Summer also meant visits to our cousin's cottage at Houghs Neck and the occasional
picnic at some state park whose name I can't recall. When the nights were really hot
our parents would take us down to park along the seawall at Wollaston Beach where'd
we sleep in the car until dad drove us home after midnight. And there were the trips
"up home" to Maine and New Hampshire to vist Dad's family.

We left Boston for Abington, a town to the south of the city, before I entered my
sophomore year in high school. Wiffle ball was now played in Paul Conant's backyard
instead of in the street. There was only one small library back then and  I spent afternoons
mowing the small front lawn and large backyard. We still didn't have air conditioning but
now the beach we visited at night was in Marshfield or Plymouth.
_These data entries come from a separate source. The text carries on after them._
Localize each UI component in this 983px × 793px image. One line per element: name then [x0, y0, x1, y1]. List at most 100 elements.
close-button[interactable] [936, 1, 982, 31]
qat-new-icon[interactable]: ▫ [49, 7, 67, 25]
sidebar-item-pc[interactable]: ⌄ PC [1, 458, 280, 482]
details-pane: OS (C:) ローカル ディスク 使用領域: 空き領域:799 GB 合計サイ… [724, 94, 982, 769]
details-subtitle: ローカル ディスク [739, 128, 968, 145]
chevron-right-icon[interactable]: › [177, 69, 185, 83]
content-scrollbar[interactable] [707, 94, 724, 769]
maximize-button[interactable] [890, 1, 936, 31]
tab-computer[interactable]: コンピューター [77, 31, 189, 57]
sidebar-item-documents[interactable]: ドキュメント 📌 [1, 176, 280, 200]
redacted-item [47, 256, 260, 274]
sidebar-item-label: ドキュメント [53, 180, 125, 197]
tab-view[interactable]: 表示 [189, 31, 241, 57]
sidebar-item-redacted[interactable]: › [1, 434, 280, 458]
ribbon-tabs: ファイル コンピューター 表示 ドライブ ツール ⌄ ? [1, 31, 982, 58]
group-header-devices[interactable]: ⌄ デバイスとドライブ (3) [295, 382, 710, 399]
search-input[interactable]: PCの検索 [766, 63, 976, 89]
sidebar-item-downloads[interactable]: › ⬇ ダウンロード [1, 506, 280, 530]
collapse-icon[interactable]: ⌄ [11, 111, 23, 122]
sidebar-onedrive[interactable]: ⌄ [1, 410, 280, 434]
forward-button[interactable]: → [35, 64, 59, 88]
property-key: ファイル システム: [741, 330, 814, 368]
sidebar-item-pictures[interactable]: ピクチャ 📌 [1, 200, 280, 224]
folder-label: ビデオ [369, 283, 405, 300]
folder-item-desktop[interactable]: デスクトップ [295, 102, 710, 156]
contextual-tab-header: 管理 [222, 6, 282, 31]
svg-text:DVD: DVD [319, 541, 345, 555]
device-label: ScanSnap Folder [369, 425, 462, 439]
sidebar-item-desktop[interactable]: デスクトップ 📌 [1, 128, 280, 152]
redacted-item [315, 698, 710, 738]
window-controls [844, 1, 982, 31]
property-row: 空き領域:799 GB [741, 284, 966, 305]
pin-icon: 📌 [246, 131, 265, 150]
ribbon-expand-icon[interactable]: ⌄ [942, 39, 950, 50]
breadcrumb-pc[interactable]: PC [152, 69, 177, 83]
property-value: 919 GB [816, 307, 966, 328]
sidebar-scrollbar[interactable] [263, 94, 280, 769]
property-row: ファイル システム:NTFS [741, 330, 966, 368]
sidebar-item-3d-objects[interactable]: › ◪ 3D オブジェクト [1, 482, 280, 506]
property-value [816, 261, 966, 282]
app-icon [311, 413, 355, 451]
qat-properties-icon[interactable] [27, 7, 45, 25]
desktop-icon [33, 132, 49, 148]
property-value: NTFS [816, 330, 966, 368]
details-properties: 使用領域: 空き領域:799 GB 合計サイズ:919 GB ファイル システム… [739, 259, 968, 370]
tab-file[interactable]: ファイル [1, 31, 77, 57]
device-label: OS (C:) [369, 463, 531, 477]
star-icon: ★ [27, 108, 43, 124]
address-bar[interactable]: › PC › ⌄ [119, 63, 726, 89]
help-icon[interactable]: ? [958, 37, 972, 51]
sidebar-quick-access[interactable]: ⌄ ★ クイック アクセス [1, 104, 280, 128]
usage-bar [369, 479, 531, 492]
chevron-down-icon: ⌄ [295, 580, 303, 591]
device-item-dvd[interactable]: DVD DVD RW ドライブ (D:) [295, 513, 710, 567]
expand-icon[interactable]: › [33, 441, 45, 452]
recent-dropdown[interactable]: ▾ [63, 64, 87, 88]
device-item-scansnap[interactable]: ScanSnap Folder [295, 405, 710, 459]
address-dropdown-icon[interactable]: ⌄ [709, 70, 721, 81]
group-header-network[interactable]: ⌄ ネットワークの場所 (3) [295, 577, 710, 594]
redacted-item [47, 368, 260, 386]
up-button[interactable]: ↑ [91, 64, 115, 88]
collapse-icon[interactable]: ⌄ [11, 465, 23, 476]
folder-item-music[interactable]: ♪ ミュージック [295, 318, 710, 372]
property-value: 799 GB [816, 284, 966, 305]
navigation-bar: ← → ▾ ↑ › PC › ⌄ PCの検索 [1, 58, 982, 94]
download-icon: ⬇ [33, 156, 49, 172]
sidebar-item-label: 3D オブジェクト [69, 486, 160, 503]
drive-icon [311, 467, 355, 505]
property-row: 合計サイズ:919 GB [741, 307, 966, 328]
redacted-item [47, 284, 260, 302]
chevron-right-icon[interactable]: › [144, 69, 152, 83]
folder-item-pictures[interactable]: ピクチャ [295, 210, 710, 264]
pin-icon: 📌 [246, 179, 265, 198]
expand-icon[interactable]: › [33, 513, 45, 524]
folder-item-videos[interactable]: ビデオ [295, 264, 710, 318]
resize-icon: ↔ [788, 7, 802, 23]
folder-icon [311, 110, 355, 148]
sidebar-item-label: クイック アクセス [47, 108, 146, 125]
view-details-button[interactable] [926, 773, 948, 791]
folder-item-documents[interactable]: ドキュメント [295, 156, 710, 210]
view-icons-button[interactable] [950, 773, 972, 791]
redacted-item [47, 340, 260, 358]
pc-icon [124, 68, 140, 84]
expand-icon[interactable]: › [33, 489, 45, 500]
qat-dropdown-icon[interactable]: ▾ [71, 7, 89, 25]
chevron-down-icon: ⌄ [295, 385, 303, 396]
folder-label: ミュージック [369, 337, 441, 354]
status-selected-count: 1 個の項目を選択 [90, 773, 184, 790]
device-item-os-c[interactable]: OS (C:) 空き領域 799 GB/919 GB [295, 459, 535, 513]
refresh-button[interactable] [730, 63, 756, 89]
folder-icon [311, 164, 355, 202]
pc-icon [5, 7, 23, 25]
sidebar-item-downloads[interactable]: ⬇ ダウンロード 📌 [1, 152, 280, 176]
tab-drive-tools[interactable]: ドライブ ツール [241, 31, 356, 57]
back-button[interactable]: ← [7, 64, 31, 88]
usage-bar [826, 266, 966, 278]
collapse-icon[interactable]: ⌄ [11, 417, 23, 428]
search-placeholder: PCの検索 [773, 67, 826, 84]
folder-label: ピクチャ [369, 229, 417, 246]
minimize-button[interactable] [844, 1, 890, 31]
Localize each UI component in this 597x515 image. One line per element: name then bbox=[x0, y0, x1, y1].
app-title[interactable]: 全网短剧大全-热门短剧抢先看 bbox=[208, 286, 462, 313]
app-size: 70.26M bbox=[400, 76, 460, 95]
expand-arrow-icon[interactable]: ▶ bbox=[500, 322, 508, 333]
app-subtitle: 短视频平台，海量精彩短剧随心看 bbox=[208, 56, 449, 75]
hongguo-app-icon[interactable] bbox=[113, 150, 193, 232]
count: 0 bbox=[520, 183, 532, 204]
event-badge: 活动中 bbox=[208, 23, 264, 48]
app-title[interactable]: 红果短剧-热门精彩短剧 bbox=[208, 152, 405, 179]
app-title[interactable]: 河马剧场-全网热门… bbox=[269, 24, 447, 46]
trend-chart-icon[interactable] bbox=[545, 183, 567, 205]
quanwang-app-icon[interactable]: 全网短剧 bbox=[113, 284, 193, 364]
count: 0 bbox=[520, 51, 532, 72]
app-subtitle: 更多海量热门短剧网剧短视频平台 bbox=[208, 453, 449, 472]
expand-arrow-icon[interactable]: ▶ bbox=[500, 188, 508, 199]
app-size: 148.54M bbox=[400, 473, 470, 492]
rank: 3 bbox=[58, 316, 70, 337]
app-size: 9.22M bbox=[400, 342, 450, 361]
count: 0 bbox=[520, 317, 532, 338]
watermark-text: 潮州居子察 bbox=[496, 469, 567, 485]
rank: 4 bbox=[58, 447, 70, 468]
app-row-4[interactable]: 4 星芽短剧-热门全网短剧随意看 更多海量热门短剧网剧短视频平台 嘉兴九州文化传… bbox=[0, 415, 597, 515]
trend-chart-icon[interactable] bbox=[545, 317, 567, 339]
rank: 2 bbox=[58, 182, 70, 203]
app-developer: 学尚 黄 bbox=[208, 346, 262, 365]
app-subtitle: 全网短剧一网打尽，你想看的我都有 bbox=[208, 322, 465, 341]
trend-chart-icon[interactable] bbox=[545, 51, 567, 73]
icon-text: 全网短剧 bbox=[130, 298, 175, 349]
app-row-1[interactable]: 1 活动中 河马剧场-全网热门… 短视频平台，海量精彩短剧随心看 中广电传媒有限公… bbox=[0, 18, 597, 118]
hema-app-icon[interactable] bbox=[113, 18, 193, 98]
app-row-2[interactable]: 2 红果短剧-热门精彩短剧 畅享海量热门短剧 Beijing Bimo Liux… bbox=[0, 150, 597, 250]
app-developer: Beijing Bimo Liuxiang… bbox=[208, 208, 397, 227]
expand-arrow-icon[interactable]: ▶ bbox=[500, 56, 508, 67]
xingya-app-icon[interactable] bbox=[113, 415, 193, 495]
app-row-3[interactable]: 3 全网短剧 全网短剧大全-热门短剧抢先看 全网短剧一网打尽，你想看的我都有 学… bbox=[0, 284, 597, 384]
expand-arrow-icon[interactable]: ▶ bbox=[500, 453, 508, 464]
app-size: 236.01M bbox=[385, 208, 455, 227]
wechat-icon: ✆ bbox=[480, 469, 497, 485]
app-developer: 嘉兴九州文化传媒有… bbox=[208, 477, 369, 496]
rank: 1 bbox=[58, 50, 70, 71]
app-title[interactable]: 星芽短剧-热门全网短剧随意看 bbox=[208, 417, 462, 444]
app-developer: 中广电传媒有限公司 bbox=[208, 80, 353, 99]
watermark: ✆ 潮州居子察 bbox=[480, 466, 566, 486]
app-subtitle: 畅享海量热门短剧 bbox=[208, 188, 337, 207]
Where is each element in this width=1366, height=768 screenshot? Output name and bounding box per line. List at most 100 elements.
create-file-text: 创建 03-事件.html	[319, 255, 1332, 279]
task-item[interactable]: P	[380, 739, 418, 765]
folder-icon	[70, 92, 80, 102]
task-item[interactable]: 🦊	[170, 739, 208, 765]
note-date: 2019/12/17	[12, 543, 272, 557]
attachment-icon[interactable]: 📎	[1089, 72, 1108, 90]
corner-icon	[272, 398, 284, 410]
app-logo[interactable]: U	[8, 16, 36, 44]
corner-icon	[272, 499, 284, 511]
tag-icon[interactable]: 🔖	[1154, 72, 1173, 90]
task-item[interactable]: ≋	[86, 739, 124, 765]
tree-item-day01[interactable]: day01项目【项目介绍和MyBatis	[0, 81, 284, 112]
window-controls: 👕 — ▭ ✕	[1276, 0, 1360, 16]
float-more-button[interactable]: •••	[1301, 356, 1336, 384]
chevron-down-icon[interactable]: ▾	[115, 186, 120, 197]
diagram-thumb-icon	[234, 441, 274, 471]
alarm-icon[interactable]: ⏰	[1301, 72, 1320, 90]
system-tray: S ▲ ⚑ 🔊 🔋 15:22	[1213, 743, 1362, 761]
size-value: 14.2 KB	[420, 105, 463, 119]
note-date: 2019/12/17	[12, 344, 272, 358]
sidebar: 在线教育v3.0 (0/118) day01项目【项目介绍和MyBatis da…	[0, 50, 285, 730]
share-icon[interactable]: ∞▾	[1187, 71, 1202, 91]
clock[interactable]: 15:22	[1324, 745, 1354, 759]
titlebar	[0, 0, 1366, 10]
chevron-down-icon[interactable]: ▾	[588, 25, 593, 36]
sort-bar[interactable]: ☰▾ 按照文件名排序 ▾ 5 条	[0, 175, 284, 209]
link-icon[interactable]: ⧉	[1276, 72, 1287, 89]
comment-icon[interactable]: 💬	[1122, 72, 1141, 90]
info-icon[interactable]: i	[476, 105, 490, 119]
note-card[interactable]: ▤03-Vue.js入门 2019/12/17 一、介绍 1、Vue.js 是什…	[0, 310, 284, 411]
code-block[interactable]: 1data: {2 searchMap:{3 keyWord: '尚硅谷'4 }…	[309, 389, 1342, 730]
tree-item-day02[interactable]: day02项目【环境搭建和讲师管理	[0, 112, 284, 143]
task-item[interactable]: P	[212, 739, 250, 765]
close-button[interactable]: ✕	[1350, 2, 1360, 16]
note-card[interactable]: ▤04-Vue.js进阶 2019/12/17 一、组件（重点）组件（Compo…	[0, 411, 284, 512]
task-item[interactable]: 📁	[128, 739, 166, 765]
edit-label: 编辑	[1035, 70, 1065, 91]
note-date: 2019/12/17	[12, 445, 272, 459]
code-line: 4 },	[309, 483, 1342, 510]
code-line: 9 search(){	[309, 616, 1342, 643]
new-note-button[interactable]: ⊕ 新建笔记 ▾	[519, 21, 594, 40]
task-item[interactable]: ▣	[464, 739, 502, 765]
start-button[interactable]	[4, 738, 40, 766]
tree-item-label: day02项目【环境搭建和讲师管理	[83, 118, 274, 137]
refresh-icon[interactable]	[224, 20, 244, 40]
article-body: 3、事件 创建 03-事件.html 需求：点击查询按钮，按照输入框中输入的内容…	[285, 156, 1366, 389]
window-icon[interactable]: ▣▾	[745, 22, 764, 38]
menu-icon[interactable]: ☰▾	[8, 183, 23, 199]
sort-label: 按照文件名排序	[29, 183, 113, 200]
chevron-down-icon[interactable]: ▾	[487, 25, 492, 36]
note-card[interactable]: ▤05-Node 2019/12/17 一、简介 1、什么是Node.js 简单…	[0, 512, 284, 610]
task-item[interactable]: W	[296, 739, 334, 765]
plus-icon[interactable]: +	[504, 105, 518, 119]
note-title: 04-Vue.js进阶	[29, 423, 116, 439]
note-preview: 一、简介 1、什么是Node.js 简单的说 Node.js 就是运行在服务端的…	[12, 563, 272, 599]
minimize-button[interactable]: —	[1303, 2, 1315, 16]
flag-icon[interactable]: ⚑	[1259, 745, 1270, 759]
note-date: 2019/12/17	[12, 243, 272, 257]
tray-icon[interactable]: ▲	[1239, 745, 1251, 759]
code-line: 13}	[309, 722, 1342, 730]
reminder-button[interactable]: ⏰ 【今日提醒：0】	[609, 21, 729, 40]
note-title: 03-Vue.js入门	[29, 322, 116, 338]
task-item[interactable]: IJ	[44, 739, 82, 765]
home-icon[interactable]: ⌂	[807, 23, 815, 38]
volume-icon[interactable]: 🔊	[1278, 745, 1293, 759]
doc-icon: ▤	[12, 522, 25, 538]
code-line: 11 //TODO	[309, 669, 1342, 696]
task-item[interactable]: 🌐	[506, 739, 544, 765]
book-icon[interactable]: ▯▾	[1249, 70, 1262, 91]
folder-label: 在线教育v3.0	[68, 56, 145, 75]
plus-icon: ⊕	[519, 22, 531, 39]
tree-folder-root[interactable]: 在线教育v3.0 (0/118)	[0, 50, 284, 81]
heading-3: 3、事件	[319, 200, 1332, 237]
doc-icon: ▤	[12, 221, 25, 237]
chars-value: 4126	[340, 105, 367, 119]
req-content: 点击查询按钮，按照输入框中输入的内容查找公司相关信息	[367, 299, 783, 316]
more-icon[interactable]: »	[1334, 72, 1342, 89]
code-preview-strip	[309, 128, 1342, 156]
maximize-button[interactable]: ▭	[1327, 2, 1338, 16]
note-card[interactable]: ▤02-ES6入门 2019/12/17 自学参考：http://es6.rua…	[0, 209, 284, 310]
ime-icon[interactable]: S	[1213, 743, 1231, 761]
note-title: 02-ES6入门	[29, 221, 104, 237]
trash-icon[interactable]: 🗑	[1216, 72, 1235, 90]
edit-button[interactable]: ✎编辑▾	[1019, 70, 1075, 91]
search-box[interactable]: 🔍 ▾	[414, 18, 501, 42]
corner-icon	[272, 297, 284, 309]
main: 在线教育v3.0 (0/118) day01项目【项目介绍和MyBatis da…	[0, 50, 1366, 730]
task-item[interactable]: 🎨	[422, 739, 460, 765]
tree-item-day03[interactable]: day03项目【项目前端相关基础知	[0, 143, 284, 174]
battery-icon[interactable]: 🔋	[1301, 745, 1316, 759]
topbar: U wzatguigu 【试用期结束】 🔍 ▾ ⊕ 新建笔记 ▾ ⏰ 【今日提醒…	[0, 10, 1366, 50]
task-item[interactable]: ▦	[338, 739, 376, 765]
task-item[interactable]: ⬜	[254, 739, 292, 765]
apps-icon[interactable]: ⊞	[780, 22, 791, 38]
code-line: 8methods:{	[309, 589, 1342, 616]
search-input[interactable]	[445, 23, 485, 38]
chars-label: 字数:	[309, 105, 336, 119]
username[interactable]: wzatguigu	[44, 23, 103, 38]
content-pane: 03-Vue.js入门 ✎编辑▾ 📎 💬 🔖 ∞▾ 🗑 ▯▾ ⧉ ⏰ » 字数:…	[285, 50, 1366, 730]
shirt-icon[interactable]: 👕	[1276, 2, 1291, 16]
When I was in college I spent three of my summers as a camp counselor in Brewster down
on Cape Cod.  I wasn't a dorm student at school, so Camp Mitton was where I did the things I wouldn't dare do at home: it was where I first drank enough beer to pass out, and where I tried smoking pot. I disappointed my fellow counselors because pot didn't really seem to have much effect on me. I twas the late 1960's-early 1970's and whenever I hear some of the songs from that era I remember those camp days.

As I grew older I did what everyone else does:I got a job and Summers were just like any
other time of the year:I worked and if I was lucky I got a vacation, depending on where I
was working and how long I was working there. Summer as an adult does not hold any
of the sort of memories I have from my younger years.

Now I'm a "senior citizen" and retired, so I'm able to enjoy the warm weather and longer
hours of sunshine again.

Who knows? Maybe now I'll make some more Summer memories, 

2 comments:

my Heritage Happens said...

Keep enjoying those summer and make more memories, you have the time! Enjoyed your post Bill!

Kristin said...

I remember drumsticks. My favorites were eskimo pies. Maybe I should have been a camp counselor. I lived at home during college and had to put all those wild experiences on hold until I graduated and moved to my own place.